All'identificazione del killer la polizia è giunta grazie anche alle dichiarazioni di alcuni collaboratori di giustizia, che hanno contribuito a ricostruire il contesto in cui l'omicidio è maturato, quello della criminalità organizzata e dei "codici" che la regolano. Il furto dell'automobile, appartenente a un familiare di un malavitoso locale, non è stato infatti il vero motivo dell'omicidio. Secondo la polizia il giovane è invece stato punito "in puro stile mafioso per non avere coperto, secondo uno dei principi cardine della codicistica criminale, quello dell'omertà, quelli che da altra parte della criminalità venivano additati come gli autori di uno 'sgarro' che, a prescindere dalle conseguenze, meritava di essere punito".

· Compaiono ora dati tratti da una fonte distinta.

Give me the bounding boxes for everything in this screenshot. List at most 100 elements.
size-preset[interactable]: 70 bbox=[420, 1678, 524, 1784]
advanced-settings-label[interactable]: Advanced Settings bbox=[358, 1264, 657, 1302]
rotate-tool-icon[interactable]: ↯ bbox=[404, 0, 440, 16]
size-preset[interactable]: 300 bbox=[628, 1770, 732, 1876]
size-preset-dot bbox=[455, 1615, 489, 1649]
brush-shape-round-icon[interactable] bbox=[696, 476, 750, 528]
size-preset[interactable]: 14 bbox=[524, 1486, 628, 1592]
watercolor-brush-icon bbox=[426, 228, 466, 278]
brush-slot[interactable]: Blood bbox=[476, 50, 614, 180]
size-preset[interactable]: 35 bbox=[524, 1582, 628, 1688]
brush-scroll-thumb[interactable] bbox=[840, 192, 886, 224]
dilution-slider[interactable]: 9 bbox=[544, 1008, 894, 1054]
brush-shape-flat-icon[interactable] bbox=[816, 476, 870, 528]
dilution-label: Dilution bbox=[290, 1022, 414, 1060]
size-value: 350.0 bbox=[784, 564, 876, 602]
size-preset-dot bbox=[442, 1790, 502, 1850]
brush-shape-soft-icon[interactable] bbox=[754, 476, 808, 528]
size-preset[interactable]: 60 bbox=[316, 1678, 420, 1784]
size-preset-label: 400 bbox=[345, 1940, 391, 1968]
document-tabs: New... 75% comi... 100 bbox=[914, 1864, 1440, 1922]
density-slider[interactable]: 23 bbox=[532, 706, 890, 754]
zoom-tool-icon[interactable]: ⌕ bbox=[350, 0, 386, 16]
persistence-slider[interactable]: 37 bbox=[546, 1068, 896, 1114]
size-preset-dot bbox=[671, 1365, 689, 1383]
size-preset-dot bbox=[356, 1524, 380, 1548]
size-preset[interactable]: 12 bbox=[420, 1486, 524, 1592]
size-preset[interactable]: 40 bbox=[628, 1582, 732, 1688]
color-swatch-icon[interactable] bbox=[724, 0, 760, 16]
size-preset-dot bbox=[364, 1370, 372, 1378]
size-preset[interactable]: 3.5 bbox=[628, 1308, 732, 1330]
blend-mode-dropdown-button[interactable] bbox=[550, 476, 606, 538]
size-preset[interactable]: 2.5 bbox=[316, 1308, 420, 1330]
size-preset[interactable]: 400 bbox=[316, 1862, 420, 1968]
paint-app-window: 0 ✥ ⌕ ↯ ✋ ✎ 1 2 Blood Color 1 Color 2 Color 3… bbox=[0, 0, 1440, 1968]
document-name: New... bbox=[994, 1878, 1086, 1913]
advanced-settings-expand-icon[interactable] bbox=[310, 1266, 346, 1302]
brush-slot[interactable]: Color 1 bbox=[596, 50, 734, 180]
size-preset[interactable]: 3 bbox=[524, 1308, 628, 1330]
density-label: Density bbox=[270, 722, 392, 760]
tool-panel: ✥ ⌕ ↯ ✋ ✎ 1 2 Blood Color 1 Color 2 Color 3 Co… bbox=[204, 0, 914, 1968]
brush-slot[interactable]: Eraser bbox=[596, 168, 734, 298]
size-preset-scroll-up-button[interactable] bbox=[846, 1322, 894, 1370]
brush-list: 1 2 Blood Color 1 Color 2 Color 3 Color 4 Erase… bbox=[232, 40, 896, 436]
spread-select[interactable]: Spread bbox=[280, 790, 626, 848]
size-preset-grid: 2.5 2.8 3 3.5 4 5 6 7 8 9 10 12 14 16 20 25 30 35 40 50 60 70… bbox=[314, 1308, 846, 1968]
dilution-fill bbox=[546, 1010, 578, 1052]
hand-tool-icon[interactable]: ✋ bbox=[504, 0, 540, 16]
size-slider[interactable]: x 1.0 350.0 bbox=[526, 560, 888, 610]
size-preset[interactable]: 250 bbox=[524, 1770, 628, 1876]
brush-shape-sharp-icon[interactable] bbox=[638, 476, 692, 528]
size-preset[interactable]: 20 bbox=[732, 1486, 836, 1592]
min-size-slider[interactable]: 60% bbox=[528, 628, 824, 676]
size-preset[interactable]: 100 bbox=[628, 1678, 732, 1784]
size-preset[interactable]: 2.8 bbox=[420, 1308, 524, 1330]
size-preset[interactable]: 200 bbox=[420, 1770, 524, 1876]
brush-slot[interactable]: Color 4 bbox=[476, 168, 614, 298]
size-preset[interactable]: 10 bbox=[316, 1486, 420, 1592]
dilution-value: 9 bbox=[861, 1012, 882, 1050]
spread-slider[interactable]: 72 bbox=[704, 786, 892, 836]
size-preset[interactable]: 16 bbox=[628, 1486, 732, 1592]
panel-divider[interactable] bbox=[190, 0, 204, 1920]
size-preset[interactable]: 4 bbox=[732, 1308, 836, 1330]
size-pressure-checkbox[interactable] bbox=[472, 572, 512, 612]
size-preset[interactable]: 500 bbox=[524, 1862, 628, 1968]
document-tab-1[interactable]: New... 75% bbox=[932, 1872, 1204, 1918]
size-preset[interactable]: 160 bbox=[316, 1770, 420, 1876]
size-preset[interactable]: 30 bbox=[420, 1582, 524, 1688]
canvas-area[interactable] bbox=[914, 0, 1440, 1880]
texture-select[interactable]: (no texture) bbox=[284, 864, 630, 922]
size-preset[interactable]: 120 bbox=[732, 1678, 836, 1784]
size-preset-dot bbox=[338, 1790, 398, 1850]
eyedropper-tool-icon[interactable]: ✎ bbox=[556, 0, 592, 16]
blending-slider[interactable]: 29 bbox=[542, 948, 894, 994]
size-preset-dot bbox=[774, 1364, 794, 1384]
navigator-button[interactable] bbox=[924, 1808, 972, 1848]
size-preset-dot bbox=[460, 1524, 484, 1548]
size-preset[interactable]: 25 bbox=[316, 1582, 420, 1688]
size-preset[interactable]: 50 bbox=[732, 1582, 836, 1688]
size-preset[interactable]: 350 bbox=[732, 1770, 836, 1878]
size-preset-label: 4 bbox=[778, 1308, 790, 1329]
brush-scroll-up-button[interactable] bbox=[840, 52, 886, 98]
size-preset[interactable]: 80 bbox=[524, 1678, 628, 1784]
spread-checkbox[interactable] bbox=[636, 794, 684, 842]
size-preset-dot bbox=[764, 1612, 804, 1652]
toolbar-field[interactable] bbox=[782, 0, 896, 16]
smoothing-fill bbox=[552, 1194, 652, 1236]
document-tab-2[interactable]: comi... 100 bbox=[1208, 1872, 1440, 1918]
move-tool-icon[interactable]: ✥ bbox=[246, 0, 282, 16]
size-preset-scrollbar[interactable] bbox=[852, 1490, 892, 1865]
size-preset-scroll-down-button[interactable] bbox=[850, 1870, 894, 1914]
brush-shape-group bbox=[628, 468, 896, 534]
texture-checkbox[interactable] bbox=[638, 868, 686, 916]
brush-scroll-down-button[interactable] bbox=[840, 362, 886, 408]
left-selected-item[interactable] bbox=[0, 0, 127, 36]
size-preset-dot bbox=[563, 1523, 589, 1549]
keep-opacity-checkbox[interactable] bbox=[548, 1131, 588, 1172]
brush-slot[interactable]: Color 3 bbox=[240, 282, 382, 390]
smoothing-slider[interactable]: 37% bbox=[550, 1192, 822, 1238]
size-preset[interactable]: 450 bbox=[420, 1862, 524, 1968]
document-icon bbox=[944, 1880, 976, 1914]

Il gip scrive nell'ordinanza che "il ragazzo è stato ucciso per porre fine a una situazione 'scomoda' che per l'autore dell"omicidio poteva trovare soluzione solo con l'eliminazione fisica del giovane Carvone, definito come esuberante e, in quanto tale, non gradito negli ambienti malavitosi nei quali, nonostante tutto, era inserito". Il magistrato prosegue sottolineando che "Giampiero Carvone muore a causa di un furto d'auto e del successivo danneggiamento della stessa dovuto a un sinistro stradale, furto perpetrato in danno di persone 'sbagliate'; ma muore fondamentalmente per avere fatto 'l'infame', avendo riferito a un uomo di spessore, assai temuto, i nomi dei suoi complici nel furto, tra cui proprio l"odierno indagato".